ACLU, AU to host ’Faith, Family and Freedom’ rally to counter Perry’s prayer event
Billed as an “alternative” to Gov. Rick Perry’s prayer and fast event “The Response,” the ACLU of Texas and Americans United for Separation of Church and State announced today they will be hosting a gathering of their own the evening before Perry’s, to promote the diversity they say is missing from the Christian-based prayer event.
“Gov. Perry’s decision to sponsor a ‘Christians-only’ prayer rally is bad enough. That he turned to an array of intolerant religious extremists to put it on for him is even worse,” Americans United for Separation of Church and State director Barry Lynn said in a statement. “This event unites us in our conviction that government should have no favorite theology and that it must always strive to ensure that all citizens — Christians, Jews, Muslims, Hindus, Buddhists, atheists and others — are full and equal partners in the public square.”
Called “Faith, Family and Freedom,” the Aug. 5 event is scheduled to feature religious and non-religious leaders from the Houston community and is intended to celebrate “diversity, inclusion, and unity” — qualities the civil liberties and watchdog groups say are lacking from the prayer rally.
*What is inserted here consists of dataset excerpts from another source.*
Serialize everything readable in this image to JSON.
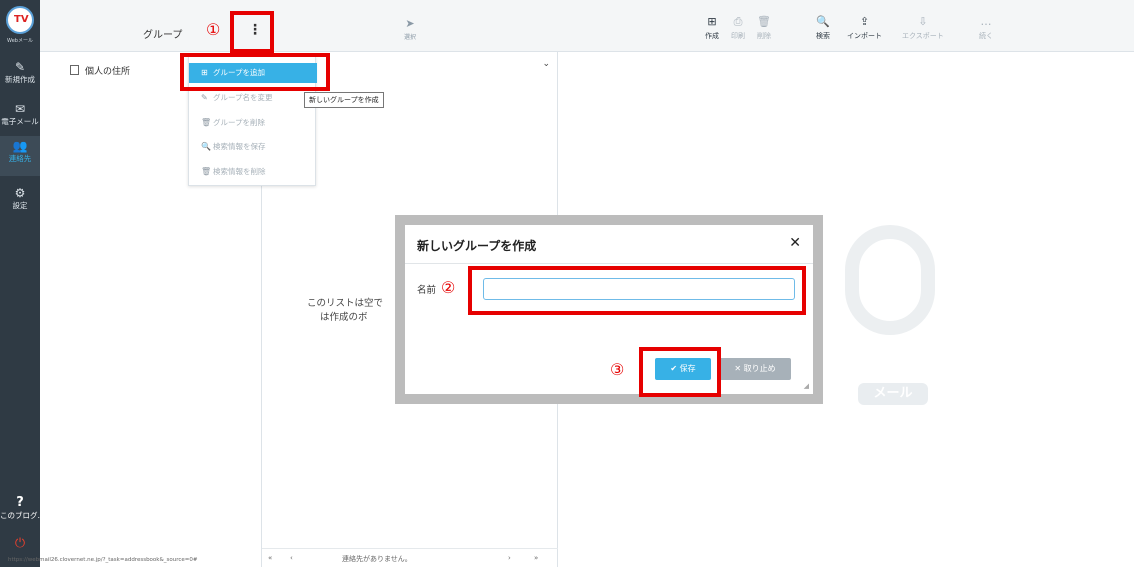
{
  "nav": {
    "logo_text": "TV",
    "logo_sub": "Webメール",
    "items": [
      {
        "icon": "compose-icon",
        "glyph": "✎",
        "label": "新規作成"
      },
      {
        "icon": "mail-icon",
        "glyph": "✉",
        "label": "電子メール"
      },
      {
        "icon": "contacts-icon",
        "glyph": "👥",
        "label": "連絡先"
      },
      {
        "icon": "gear-icon",
        "glyph": "⚙",
        "label": "設定"
      }
    ],
    "help": {
      "glyph": "?",
      "label": "このブログ…"
    },
    "logout_glyph": "⏻"
  },
  "groups": {
    "title": "グループ",
    "menu_glyph": "⋮",
    "address_book": "個人の住所",
    "status_url": "https://webmail26.clovernet.ne.jp/?_task=addressbook&_source=0#"
  },
  "group_menu": {
    "items": [
      {
        "label": "グループを追加",
        "glyph": "⊞"
      },
      {
        "label": "グループ名を変更",
        "glyph": "✎"
      },
      {
        "label": "グループを削除",
        "glyph": "🗑"
      },
      {
        "label": "検索情報を保存",
        "glyph": "🔍"
      },
      {
        "label": "検索情報を削除",
        "glyph": "🗑"
      }
    ],
    "tooltip": "新しいグループを作成"
  },
  "contacts": {
    "select_label": "選択",
    "select_glyph": "➤",
    "chevron": "⌄",
    "empty_line1": "このリストは空で",
    "empty_line2": "は作成のボ",
    "footer": {
      "first": "«",
      "prev": "‹",
      "status": "連絡先がありません。",
      "next": "›",
      "last": "»"
    }
  },
  "toolbar": {
    "items": [
      {
        "label": "作成",
        "glyph": "⊞",
        "enabled": true
      },
      {
        "label": "印刷",
        "glyph": "⎙",
        "enabled": false
      },
      {
        "label": "削除",
        "glyph": "🗑",
        "enabled": false
      },
      {
        "label": "検索",
        "glyph": "🔍",
        "enabled": true
      },
      {
        "label": "インポート",
        "glyph": "⇪",
        "enabled": true
      },
      {
        "label": "エクスポート",
        "glyph": "⇩",
        "enabled": false
      },
      {
        "label": "続く",
        "glyph": "…",
        "enabled": false
      }
    ],
    "watermark": "メール"
  },
  "dialog": {
    "title": "新しいグループを作成",
    "close": "✕",
    "name_label": "名前",
    "name_value": "",
    "save": "✔ 保存",
    "cancel": "✕ 取り止め"
  },
  "annotations": {
    "one": "①",
    "two": "②",
    "three": "③"
  },
  "colors": {
    "nav_bg": "#2f3a44",
    "accent": "#37b1e6",
    "annotation": "#e60000"
  }
}
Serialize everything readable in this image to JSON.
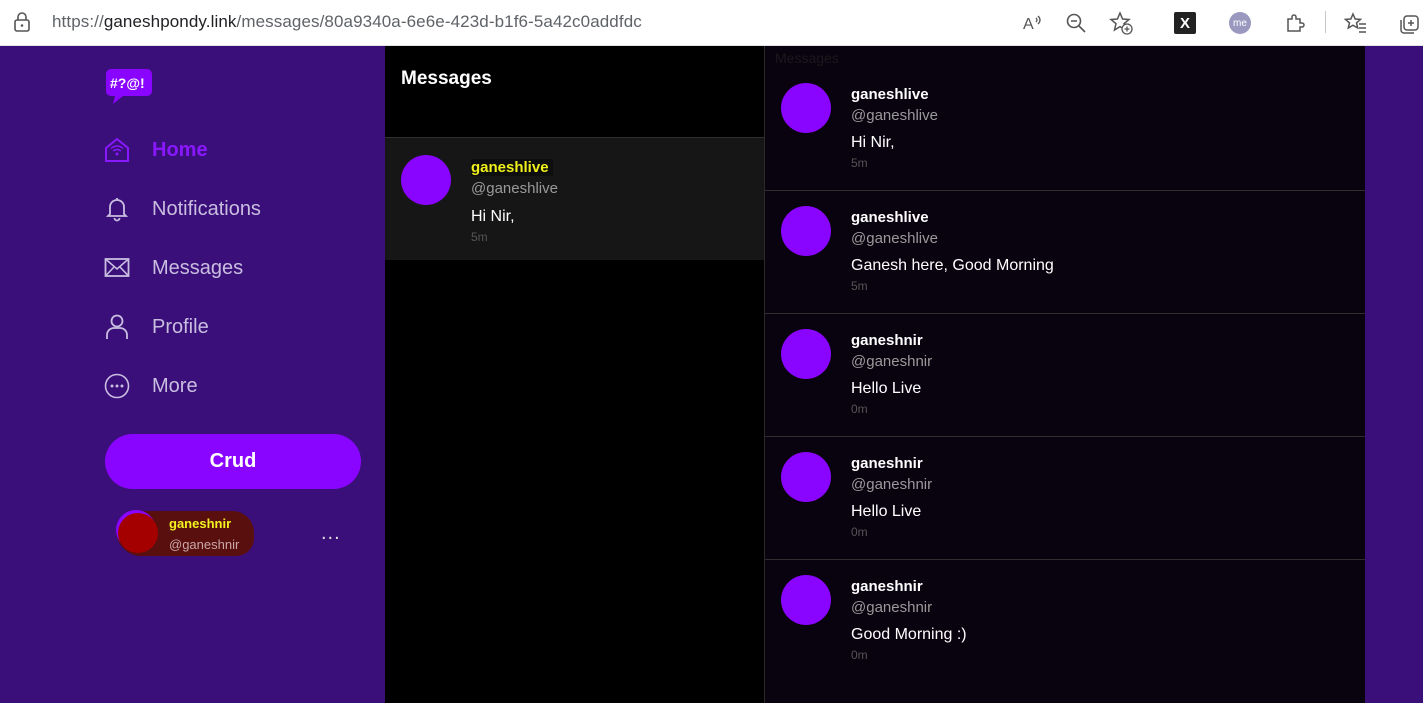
{
  "browser": {
    "url_prefix": "https://",
    "url_host": "ganeshpondy.link",
    "url_path": "/messages/80a9340a-6e6e-423d-b1f6-5a42c0addfdc",
    "ext_x": "X",
    "ext_me": "me"
  },
  "sidebar": {
    "logo_text": "#?@!",
    "nav": [
      {
        "label": "Home",
        "icon": "home-icon"
      },
      {
        "label": "Notifications",
        "icon": "bell-icon"
      },
      {
        "label": "Messages",
        "icon": "mail-icon"
      },
      {
        "label": "Profile",
        "icon": "user-icon"
      },
      {
        "label": "More",
        "icon": "more-circle-icon"
      }
    ],
    "crud_label": "Crud",
    "user": {
      "name": "ganeshnir",
      "handle": "@ganeshnir",
      "more": "..."
    }
  },
  "messages": {
    "title": "Messages",
    "conversations": [
      {
        "name": "ganeshlive",
        "handle": "@ganeshlive",
        "text": "Hi Nir,",
        "time": "5m"
      }
    ]
  },
  "thread": {
    "header": "Messages",
    "items": [
      {
        "name": "ganeshlive",
        "handle": "@ganeshlive",
        "text": "Hi Nir,",
        "time": "5m"
      },
      {
        "name": "ganeshlive",
        "handle": "@ganeshlive",
        "text": "Ganesh here, Good Morning",
        "time": "5m"
      },
      {
        "name": "ganeshnir",
        "handle": "@ganeshnir",
        "text": "Hello Live",
        "time": "0m"
      },
      {
        "name": "ganeshnir",
        "handle": "@ganeshnir",
        "text": "Hello Live",
        "time": "0m"
      },
      {
        "name": "ganeshnir",
        "handle": "@ganeshnir",
        "text": "Good Morning :)",
        "time": "0m"
      }
    ]
  },
  "colors": {
    "sidebar_bg": "#3a0f7a",
    "accent": "#8a05ff",
    "highlight_name": "#f0f01a"
  }
}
“Government promotion of an exclusive Christian event implies that our government views certain types of people as more caring about the well-being of our country than others, and also implies that our government views Christianity as the only way to approach the challenges that our society faces,” said Terri Burke ACLU of Texas’ executive director. “We don’t see it that way, and thought somebody ought to host an event that welcomes all faiths and traditions.”
The ACLU recently filed an open records request to ensure no taxpayer funds have gone toward the Perry-sponsored event, the Texas Independent reported. That information is expected to be released by Aug. 3.
A growing coalition of LGBT-rights and faith-based groups have also planned a counter protest just north of Reliant Stadium, the site of the all-day prayer event, on the day of the rally.
Groups including GetEQUAL, a Texas-wide, direct-action LGBT civil rights organization, American Atheists and the Houston Clergy Council plan to conduct a peaceful demonstration opposing the event’s possible church/state separation violations, religious exclusivity and its affiliation with the American Family Association, a designated anti-gay hate group. More than 800 people have signed up to attend on the event’s Facebook page, up from 300 in mid-June.
Perry spokesperson Lucy Nashed has countered accusations of religious exclusivity, saying the event is Christian-based, but that the governor has invited, “all faiths to pray however they see fit.”